Pada 15 Februari 2026, Pak Dede selaku agronomis PT Meroke Tetap Jaya yang bertugas di wilayah Lampung mengadakan agenda farmers meeting kakao. Dalam pertemuan tersebut, diskusi difokuskan pada konsep PsPSP, sebuah pendekatan teknis yang sudah dikenal luas di kalangan pekebun kakao. PsPSP sendiri merupakan singkatan dari Petik Sering, Pemangkasan, Sanitasi, dan Pemupukan. Keempat aspek ini saling berkaitan dan tidak bisa dipisahkan. Jika dijalankan bersama, PsPSP mampu membantu petani menekan serangan hama, meningkatkan kualitas buah, serta menjaga stabilitas produksi.
Dalam PsPSP, PS (Petik Sering) dibahas sebagai bagian penting menjaga kontinuitas panen.

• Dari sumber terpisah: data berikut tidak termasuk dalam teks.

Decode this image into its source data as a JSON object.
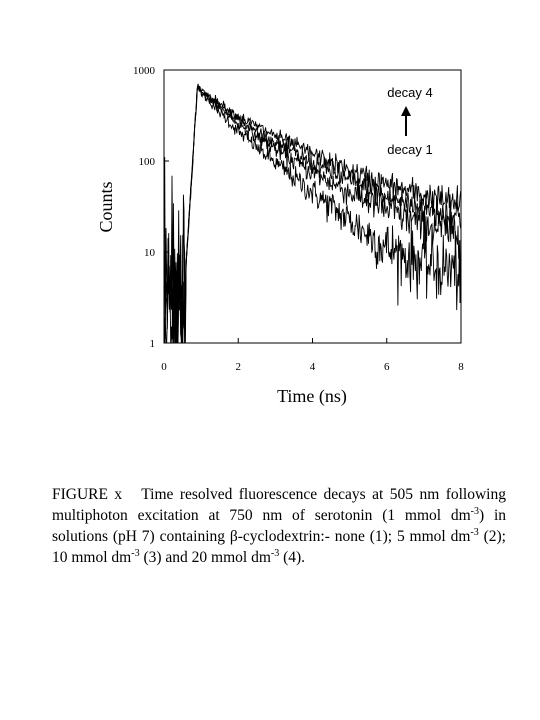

Petik yang rutin membantu tanaman tetap produktif, mengurangi buah tua yang tertinggal, serta merangsang pembentukan bunga dan buah berikutnya secara lebih merata.
Selanjutnya, P (Pemangkasan) ditekankan sebagai langkah penting untuk mengatur tajuk tanaman. Pemangkasan yang tepat membantu sirkulasi udara dan cahaya, menekan risiko penyakit, serta mengarahkan energi tanaman ke bagian yang lebih produktif.
Aspek S (Sanitasi) juga mendapat perhatian serius. Kebun yang bersih dari daun sakit, buah busuk, dan gulma menjadi faktor penting dalam pengendalian hama dan penyakit. Sanitasi yang konsisten membuat lingkungan tumbuh lebih sehat dan menurunkan potensi kerugian di kemudian hari.
Untuk P (Pemupukan), pada sesi diskusi disepakati bahwa dari sisi pemupukan, sebagian besar petani menggunakan NPK Mutiara PROFESSIONAL 9-25-25 yang dikenal sesuai untuk mendukung fase generatif kakao, terutama dalam pembentukan bunga dan buah.
Namun, di lapangan sering kali dibutuhkan penyesuaian dalam penerapan pemupukan. Kondisi ini tidak menjadi penghalang, justru mendorong lahirnya solusi. Dengan tetap menjadikan formulasi NPK Mutiara PROFESSIONAL 9-25-25 sebagai acuan, peracikan pupuk secara mandiri dilakukan agar kebutuhan hara tanaman tetap terpenuhi sesuai rekomendasi pemupukan agar pertumbuhan dan produktivitas kebun tetap terjaga.
Sebagai solusi, dilakukan peracikan pupuk dengan formulasi setara 9-25-25 menggunakan 56 kg SS AMMOPHOS, 56 kg MerokeFOSFAT, dan 57,5 kg MerokeKKB. Peracikan ini dilakukan berdasarkan perhitungan kebutuhan unsur hara tanaman. Langkah tersebut menunjukkan bahwa dengan pemahaman nutrisi yang tepat, petani dapat beradaptasi dan tetap menjalankan pemupukan secara efektif, sehingga produktivitas kebun tetap berjalan dengan baik dan berkelanjutan.